Institutional Securities
Morgan Stanley developed the Carbon Principles in 2008 along with JP Morgan Chase and Citigroup
to discourage/reduce the emission of GHG.
It also made policy on doing business in the coal and oil sands industry
It successfully structured, underwrote and advised several green bonds and sustainable bonds.

Impact:
Different energy companies issued green bonds. Morgan Stanley started using green bonds to
finance sustainability projects in companies not directly engaged in the renewable business. Uniliver
partnered with Morgan Stanley to issue first “consumer green bond”.
Morgan Stanley itself issued a $500 million green bond to help fund the development of renewable
energy and energy efficiency projects.

Morgan Stanley Research


A sustainable research team was launched to cover sustainability themes and integrating ESG factors
into research.
The team created a framework to embed sustainability into 30 sectors with industry-specific ESG
factors.
It has an impact on price of the target company’s valuation during merger and acquisitions.
2. Analyze their relative attractiveness from carbon perspective.
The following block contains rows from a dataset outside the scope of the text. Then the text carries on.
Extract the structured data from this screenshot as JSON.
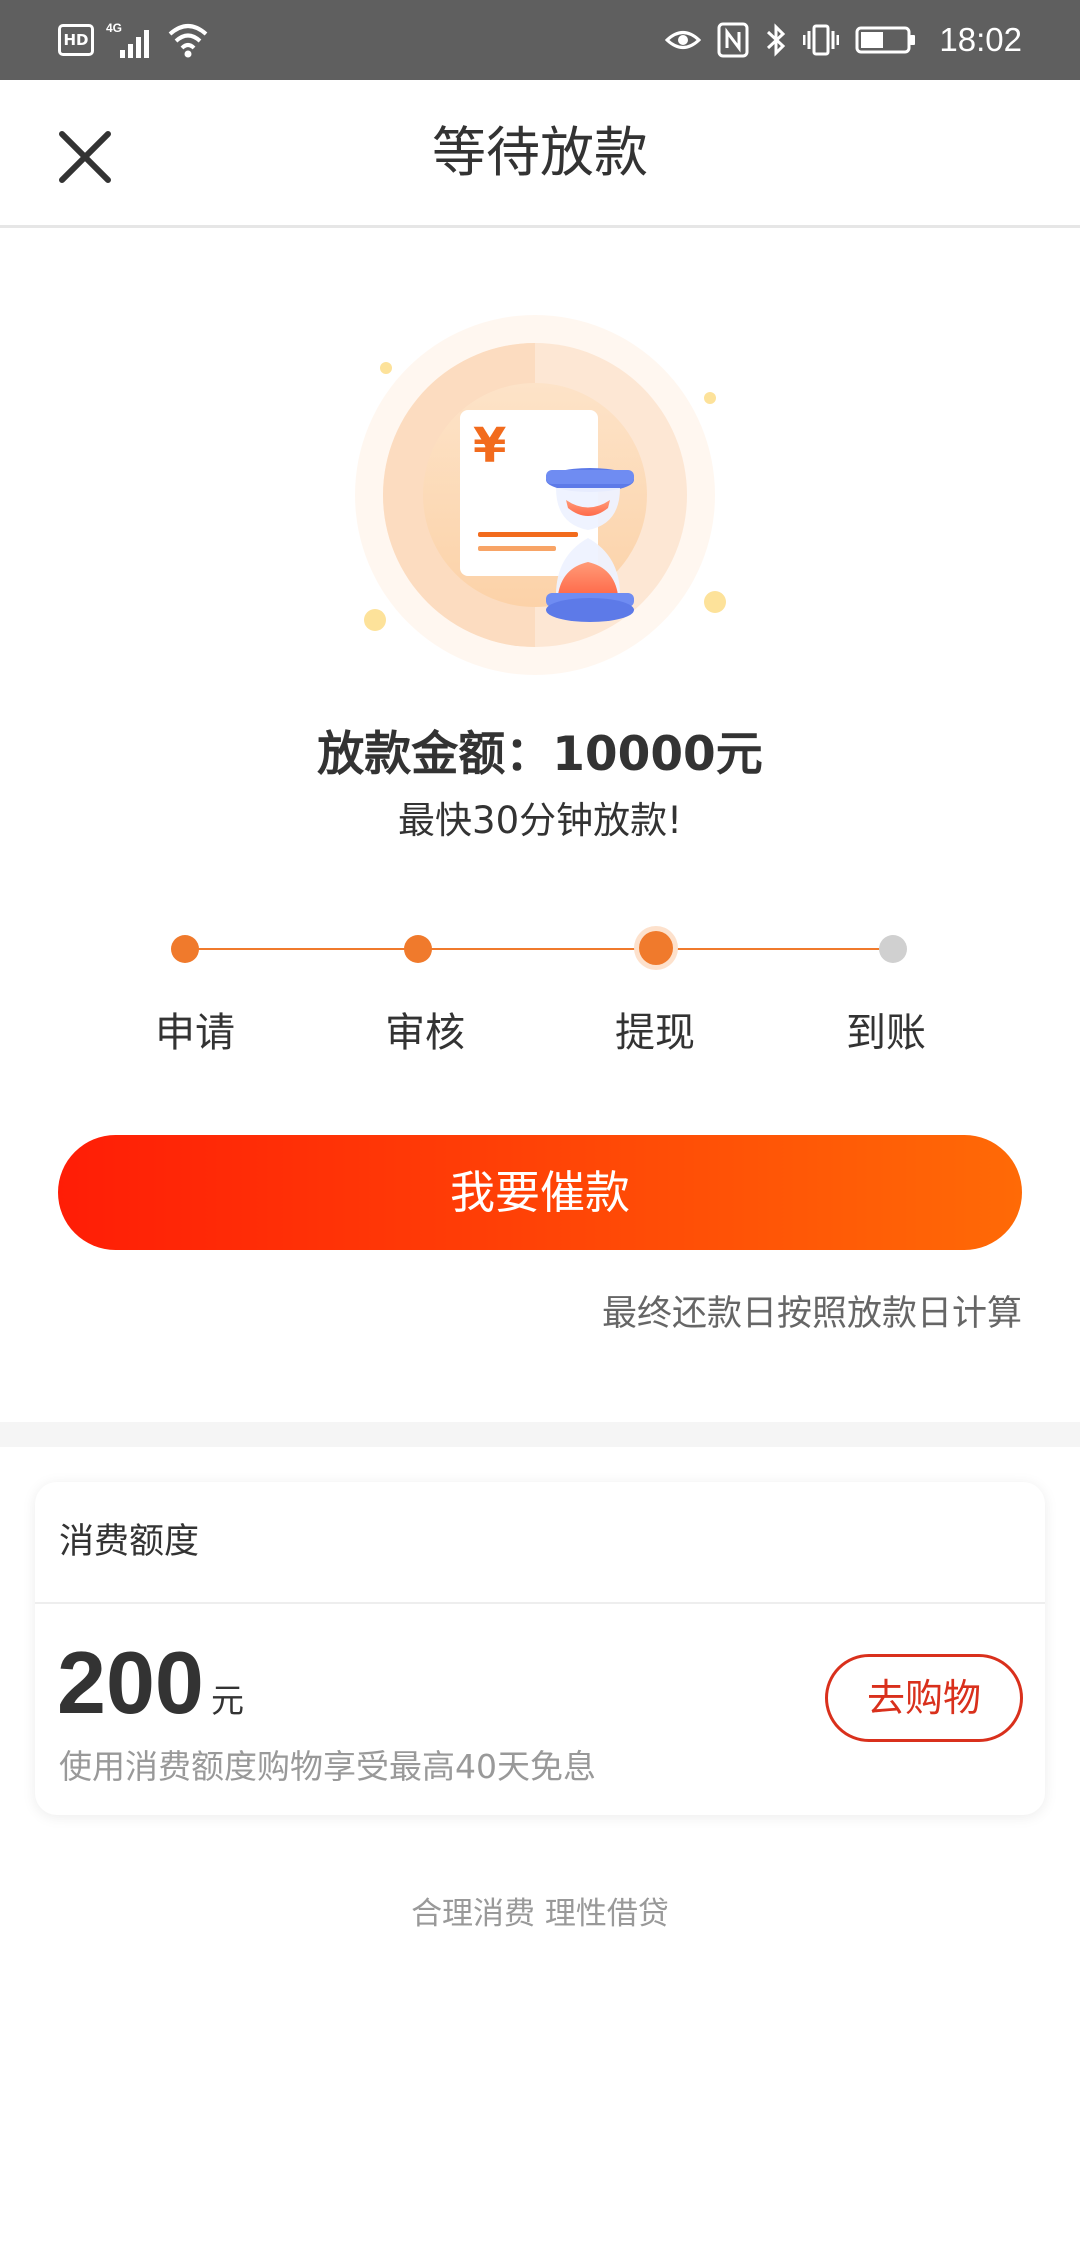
{
  "status_bar": {
    "hd": "HD",
    "network": "4G",
    "time": "18:02"
  },
  "header": {
    "title": "等待放款"
  },
  "illustration": {
    "yen_symbol": "¥"
  },
  "loan": {
    "amount_text": "放款金额：10000元",
    "subtitle": "最快30分钟放款!"
  },
  "steps": [
    {
      "label": "申请",
      "state": "done"
    },
    {
      "label": "审核",
      "state": "done"
    },
    {
      "label": "提现",
      "state": "current"
    },
    {
      "label": "到账",
      "state": "pending"
    }
  ],
  "actions": {
    "urge_label": "我要催款",
    "repay_note": "最终还款日按照放款日计算"
  },
  "credit": {
    "title": "消费额度",
    "amount": "200",
    "unit": "元",
    "description": "使用消费额度购物享受最高40天免息",
    "shop_label": "去购物"
  },
  "footer": {
    "slogan": "合理消费 理性借贷"
  },
  "colors": {
    "accent": "#f07a2c",
    "button_start": "#ff1d06",
    "button_end": "#ff6a06",
    "shop_red": "#d9301c",
    "pending_gray": "#d0d0d0"
  }
}
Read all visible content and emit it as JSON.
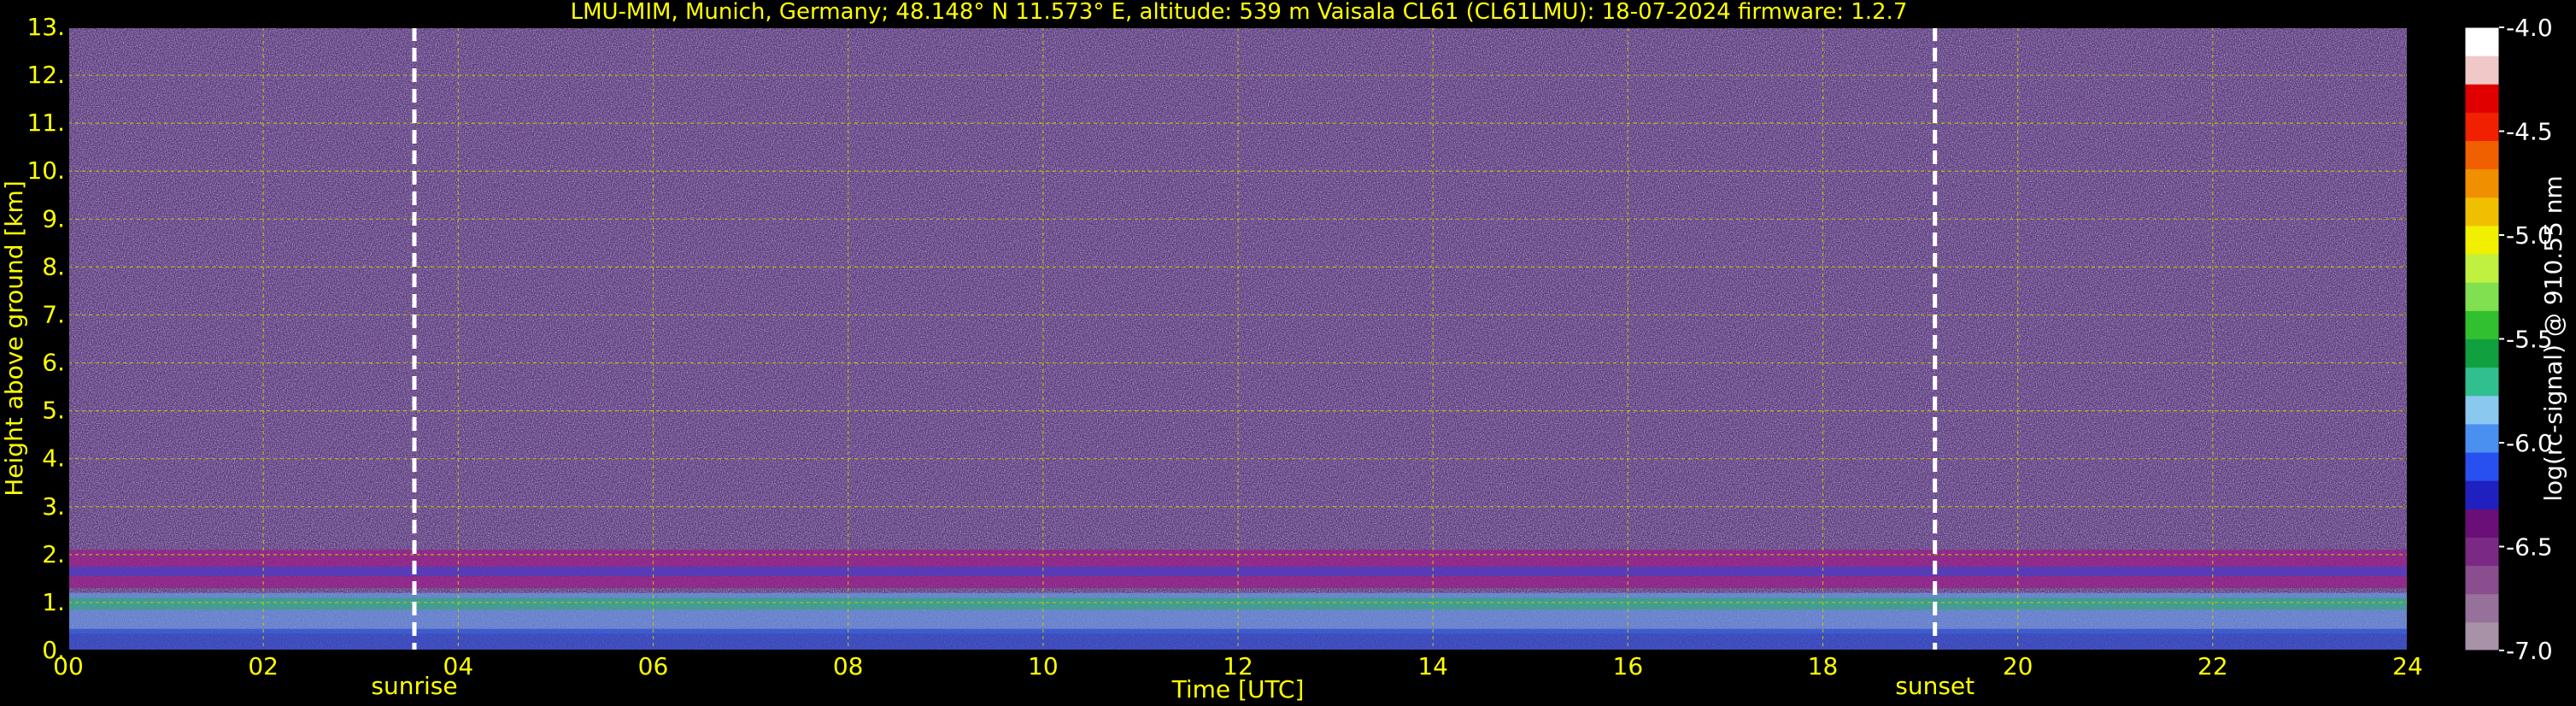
{
  "title": "LMU-MIM, Munich, Germany; 48.148° N 11.573° E, altitude: 539 m    Vaisala CL61 (CL61LMU): 18-07-2024    firmware: 1.2.7",
  "chart_data": {
    "type": "heatmap",
    "title": "LMU-MIM, Munich, Germany; 48.148° N 11.573° E, altitude: 539 m    Vaisala CL61 (CL61LMU): 18-07-2024    firmware: 1.2.7",
    "xlabel": "Time [UTC]",
    "ylabel": "Height above ground [km]",
    "xlim": [
      0,
      24
    ],
    "ylim": [
      0,
      13
    ],
    "x_ticks": [
      "00",
      "02",
      "04",
      "06",
      "08",
      "10",
      "12",
      "14",
      "16",
      "18",
      "20",
      "22",
      "24"
    ],
    "y_ticks": [
      "0.",
      "1.",
      "2.",
      "3.",
      "4.",
      "5.",
      "6.",
      "7.",
      "8.",
      "9.",
      "10.",
      "11.",
      "12.",
      "13."
    ],
    "grid": true,
    "events": [
      {
        "label": "sunrise",
        "time": 3.55
      },
      {
        "label": "sunset",
        "time": 19.15
      }
    ],
    "colorbar": {
      "label": "log(rc-signal) @ 910.55 nm",
      "range": [
        -7.0,
        -4.0
      ],
      "ticks": [
        "-4.0",
        "-4.5",
        "-5.0",
        "-5.5",
        "-6.0",
        "-6.5",
        "-7.0"
      ],
      "colors": [
        "#a892a8",
        "#96729a",
        "#8a4e8e",
        "#7a2a84",
        "#6a0e78",
        "#2020c0",
        "#2850f0",
        "#4a90f0",
        "#8ac8f0",
        "#30c090",
        "#10a040",
        "#30c030",
        "#80e050",
        "#c0f040",
        "#f0f000",
        "#f0c000",
        "#f09000",
        "#f06000",
        "#f02000",
        "#e00000",
        "#f0c8c8",
        "#ffffff"
      ]
    },
    "layers_note_free": false
  },
  "colors": {
    "background": "#000000",
    "text": "#ffff00",
    "grid": "#c8c800",
    "event_line": "#ffffff"
  }
}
Institutional Securities: The green bond and sustainability bonds were a win-win situation if we see from
the carbon perspective as through these instruments the companies were able to mobilize capital to
reduce carbon emission and carbon footprint.

The inclusion of ESG factors in equity analysis also helped in reducing carbon emission and carbon
footprints as now equity prices of the companies are affected by their ESG factors.
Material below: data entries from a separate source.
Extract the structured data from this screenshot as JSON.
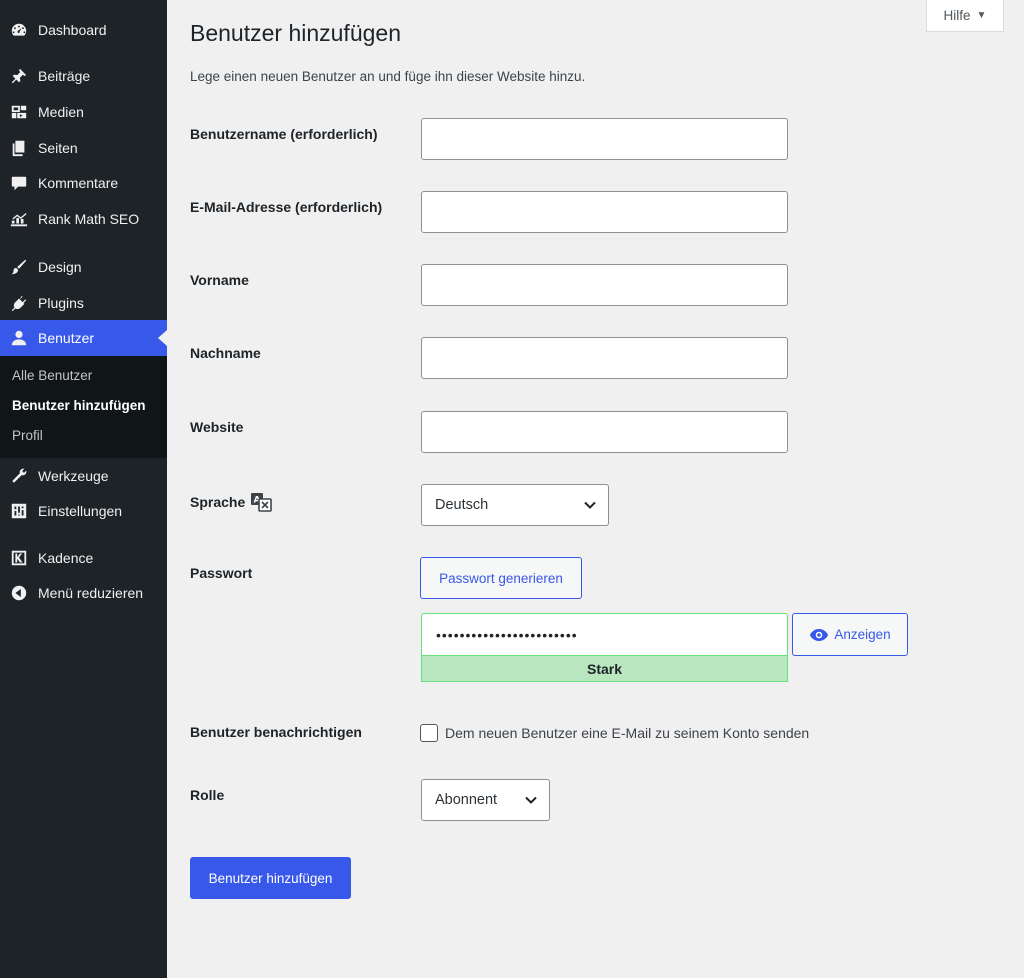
{
  "sidebar": {
    "items": [
      {
        "label": "Dashboard",
        "icon": "dashboard-icon"
      },
      {
        "label": "Beiträge",
        "icon": "pin-icon"
      },
      {
        "label": "Medien",
        "icon": "media-icon"
      },
      {
        "label": "Seiten",
        "icon": "pages-icon"
      },
      {
        "label": "Kommentare",
        "icon": "comment-icon"
      },
      {
        "label": "Rank Math SEO",
        "icon": "rank-math-icon"
      },
      {
        "label": "Design",
        "icon": "brush-icon"
      },
      {
        "label": "Plugins",
        "icon": "plugin-icon"
      },
      {
        "label": "Benutzer",
        "icon": "user-icon"
      },
      {
        "label": "Werkzeuge",
        "icon": "wrench-icon"
      },
      {
        "label": "Einstellungen",
        "icon": "settings-icon"
      },
      {
        "label": "Kadence",
        "icon": "kadence-icon"
      },
      {
        "label": "Menü reduzieren",
        "icon": "collapse-icon"
      }
    ],
    "submenu": [
      "Alle Benutzer",
      "Benutzer hinzufügen",
      "Profil"
    ]
  },
  "help": {
    "label": "Hilfe",
    "caret": "▼"
  },
  "page": {
    "title": "Benutzer hinzufügen",
    "description": "Lege einen neuen Benutzer an und füge ihn dieser Website hinzu."
  },
  "form": {
    "username_label": "Benutzername (erforderlich)",
    "email_label": "E-Mail-Adresse (erforderlich)",
    "firstname_label": "Vorname",
    "lastname_label": "Nachname",
    "website_label": "Website",
    "language_label": "Sprache",
    "language_value": "Deutsch",
    "password_label": "Passwort",
    "generate_password": "Passwort generieren",
    "password_mask": "••••••••••••••••••••••••",
    "show_password": "Anzeigen",
    "strength": "Stark",
    "notify_label": "Benutzer benachrichtigen",
    "notify_text": "Dem neuen Benutzer eine E-Mail zu seinem Konto senden",
    "role_label": "Rolle",
    "role_value": "Abonnent",
    "submit": "Benutzer hinzufügen"
  },
  "colors": {
    "accent": "#3858e9",
    "sidebar": "#1d2327",
    "strength_bg": "#b8e6bf"
  }
}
3. Do these indicate that investors have seriously taken up climate change in their investment
decisions? Why or why not?

The investors have seriously taken up climate change in their investment decisions:
 The growing market of Green Bond indicates that investors, governments as well as companies
are concerned about climate change.
 Not only energy sector companies are issuing the green bond but the consumer goods
companies like Unilever has also issued Green bond.
 ESG factors are now more discussed in the meeting between clients and financial advisers.
 The equity prices which depend on the demand from the investors are now being calculated
keeping in view of the ESG factors.
 Sustainability bonds have also come into the market which is a step ahead from the Green
bonds.

4. How do you see the path ahead for Morgan Stanley in the long-term sustainability and what could
be the major challenges? Please suggest a way forward?
1. Franchise supported by greater contribution of relatively stable revenue sources, driven by $10bn of
growth from relatively stable sources, resulted in less reliance on relatively volatile sources and drove
higher returns

ISG:
 Expand Leadership in Investment Banking
 Continue targeted growth in lending to institutional securities group clients

WM:
 attract client assets held away
 increase lending penetration with existing clients
 invest and grow digital offering

IM:
• Enhance Client Partnerships
 Pursue Product Innovation
 Explore “Fill-In” Acquisitions (e.g., Mesa West)

New opportunities:

• Asia pacific – opportunities to deepen presence in high growth region longer term
• Equity S&T / Research
• International Wealth Management
o Invest in talent and grow client base
o strengthen cross-divisional partnership to expand products and services offered to
ultrahigh net worth clients
• Shift Towards Advisory Assets Helps Grow Relatively Stable Revenue Base
• Wealth management:
o Maintain investment in order to drive technology adoption and consolidate assets held
away
o Expand banking and lending offerings and increase client penetration
o Acquire new households through digital workplace wealth solutions for integration?

Challenges:

• Conventional businesses like coal power plant, mining etc will not be a part of its clientele.
• Attract new clients while retaining the existing one.
• IT related and cyber security issues.
• Compliance with regulations which require huge investment reducing profit margin.